What a week! 3 PRs in one week, loving this! 🔥

Published: 08/15/2021

Hey friends!
Welcome to my blog post on my Google Summer of Code '21 Journey. The last week is about to begin and we're gonna be in the endgame soon enough, however this blog post is about the 3 new features I have been working on to get them into Hub auto quickly before we wrap up GsoC.

3 PRs for 3 features:
  • kaggle fixture
  • auto-compression
  • ingestion summary

  • Without further ado, lets talk about these features

    Kaggle fixture [merged]

    Right now, all kaggle tests run as regular tests. However with this PR, I have added a —kaggle fixture to specifically run pytests. This makes hub auto testing for kaggle datasets efficient and convienient.

    Auto-compression [in review]

    Hub auto did everything automatically except figuring out the compression type for the dataset. So naturally this made that possible.

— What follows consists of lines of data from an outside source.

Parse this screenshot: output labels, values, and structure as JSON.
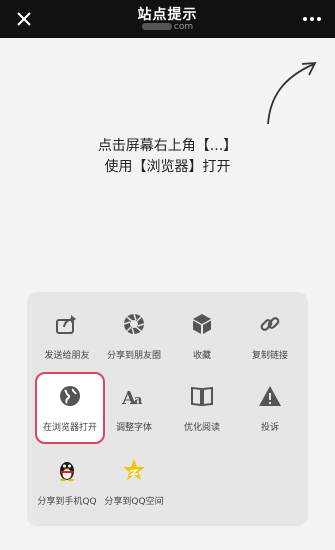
{
  "topbar": {
    "title": "站点提示",
    "domain_suffix": "com",
    "close_icon": "close-icon",
    "more_icon": "more-dots-icon"
  },
  "hint": {
    "line1": "点击屏幕右上角【...】",
    "line2": "使用【浏览器】打开"
  },
  "share_menu": {
    "row1": [
      {
        "label": "发送给朋友",
        "icon": "share-arrow-icon"
      },
      {
        "label": "分享到朋友圈",
        "icon": "moments-icon"
      },
      {
        "label": "收藏",
        "icon": "cube-icon"
      },
      {
        "label": "复制链接",
        "icon": "link-icon"
      }
    ],
    "row2": [
      {
        "label": "在浏览器打开",
        "icon": "globe-icon"
      },
      {
        "label": "调整字体",
        "icon": "font-icon"
      },
      {
        "label": "优化阅读",
        "icon": "book-icon"
      },
      {
        "label": "投诉",
        "icon": "warning-icon"
      }
    ],
    "row3": [
      {
        "label": "分享到手机QQ",
        "icon": "qq-penguin-icon"
      },
      {
        "label": "分享到QQ空间",
        "icon": "qzone-star-icon"
      }
    ]
  },
  "colors": {
    "highlight": "#d9475a",
    "topbar": "#111111",
    "icon": "#555555"
  }
}
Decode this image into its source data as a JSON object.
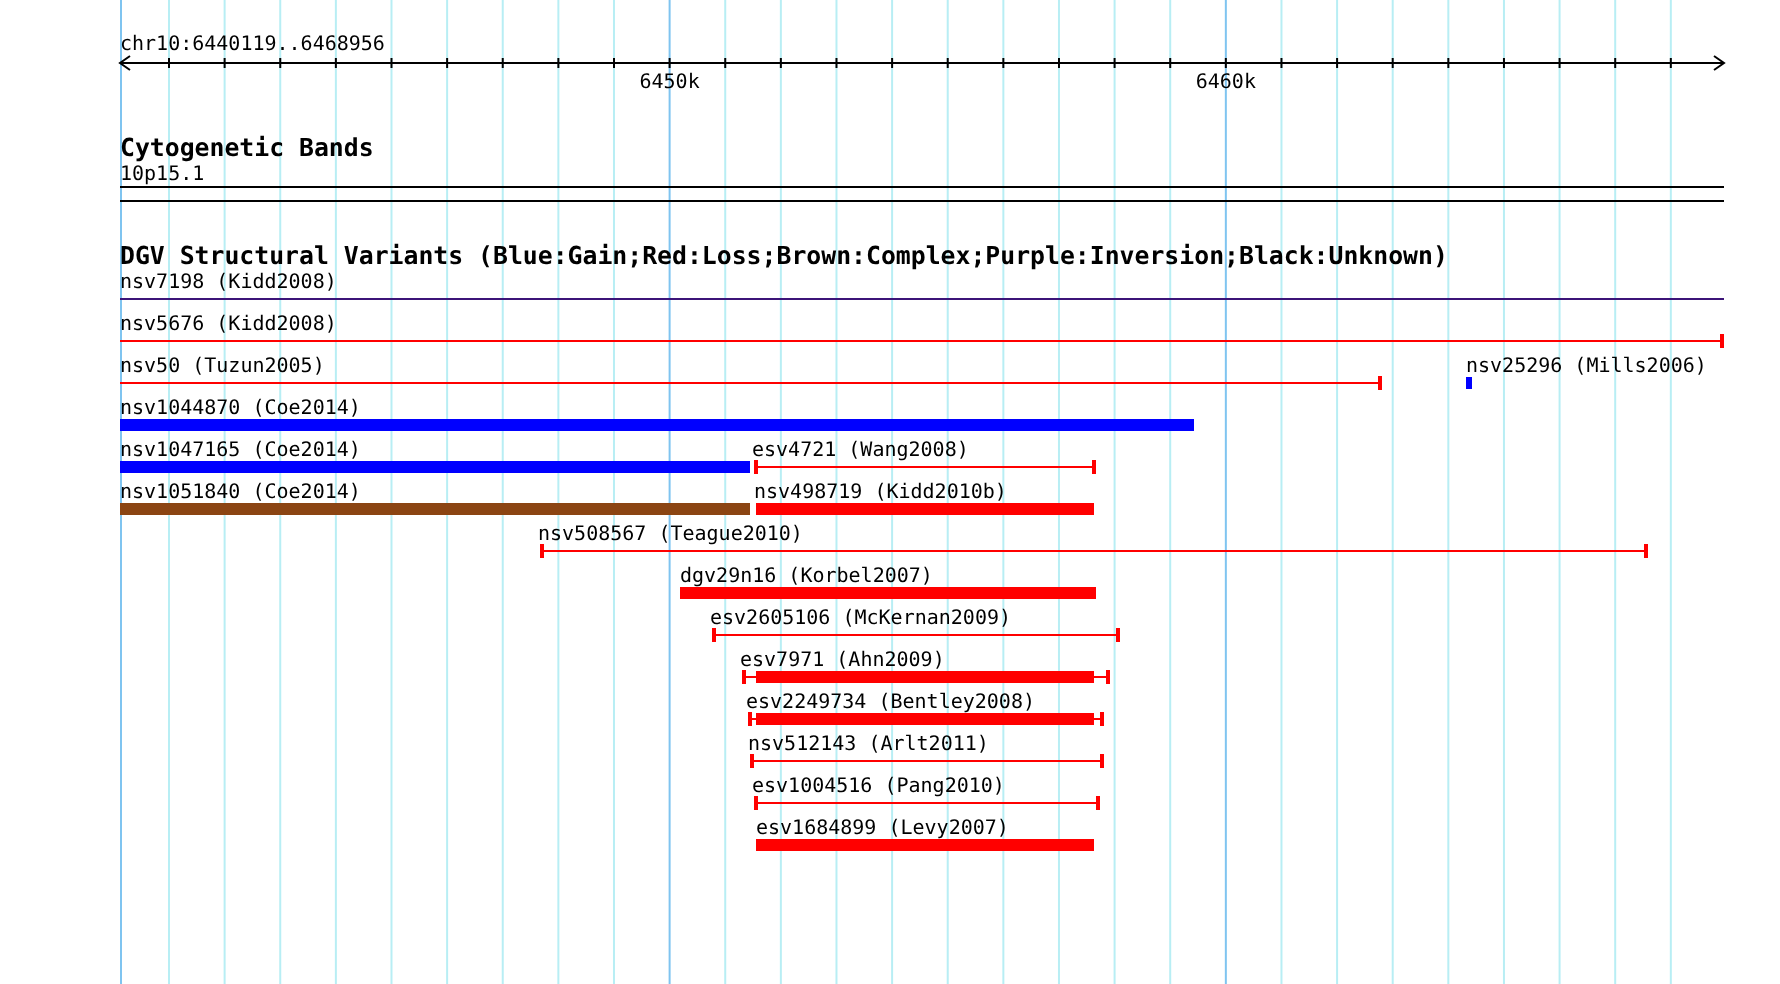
{
  "ruler": {
    "range": "chr10:6440119..6468956",
    "ticks": [
      "6450k",
      "6460k"
    ]
  },
  "cytoband_track": {
    "title": "Cytogenetic Bands",
    "band": "10p15.1"
  },
  "variant_track": {
    "title": "DGV Structural Variants (Blue:Gain;Red:Loss;Brown:Complex;Purple:Inversion;Black:Unknown)",
    "variants": [
      {
        "label": "nsv7198 (Kidd2008)",
        "kind": "line",
        "color": "#3c1478"
      },
      {
        "label": "nsv5676 (Kidd2008)",
        "kind": "line",
        "color": "#ff0000"
      },
      {
        "label": "nsv50 (Tuzun2005)",
        "kind": "line",
        "color": "#ff0000"
      },
      {
        "label": "nsv25296 (Mills2006)",
        "kind": "bar",
        "color": "#0000ff"
      },
      {
        "label": "nsv1044870 (Coe2014)",
        "kind": "bar",
        "color": "#0000ff"
      },
      {
        "label": "nsv1047165 (Coe2014)",
        "kind": "bar",
        "color": "#0000ff"
      },
      {
        "label": "esv4721 (Wang2008)",
        "kind": "line",
        "color": "#ff0000"
      },
      {
        "label": "nsv1051840 (Coe2014)",
        "kind": "bar",
        "color": "#8b4513"
      },
      {
        "label": "nsv498719 (Kidd2010b)",
        "kind": "bar",
        "color": "#ff0000"
      },
      {
        "label": "nsv508567 (Teague2010)",
        "kind": "line",
        "color": "#ff0000"
      },
      {
        "label": "dgv29n16 (Korbel2007)",
        "kind": "bar",
        "color": "#ff0000"
      },
      {
        "label": "esv2605106 (McKernan2009)",
        "kind": "line",
        "color": "#ff0000"
      },
      {
        "label": "esv7971 (Ahn2009)",
        "kind": "capped-bar",
        "color": "#ff0000"
      },
      {
        "label": "esv2249734 (Bentley2008)",
        "kind": "capped-bar",
        "color": "#ff0000"
      },
      {
        "label": "nsv512143 (Arlt2011)",
        "kind": "line",
        "color": "#ff0000"
      },
      {
        "label": "esv1004516 (Pang2010)",
        "kind": "line",
        "color": "#ff0000"
      },
      {
        "label": "esv1684899 (Levy2007)",
        "kind": "bar",
        "color": "#ff0000"
      }
    ]
  }
}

As long as the dataset is one of the accepted dataset types (.jpeg, .png, .jpg) setting 'compression' argument as "auto" will automatically figure out the compression type of the entire dataset.

    Ingestion summary [in review]

    Now once the ingestion process is complete, it's pretty neat to give the user an idea of all files skipped due to errors in the dataset.

    Check this out:

    When all files under the directory "images_classification" are ingested.

    When "images_classification/lol.json' and "image_classification/class0/lol.json" are skipped during ingestion.

    To conclude, 3 amazing feature. 1 merged, 2 in review, Coming to Hub in a few days.

    with ♥️, E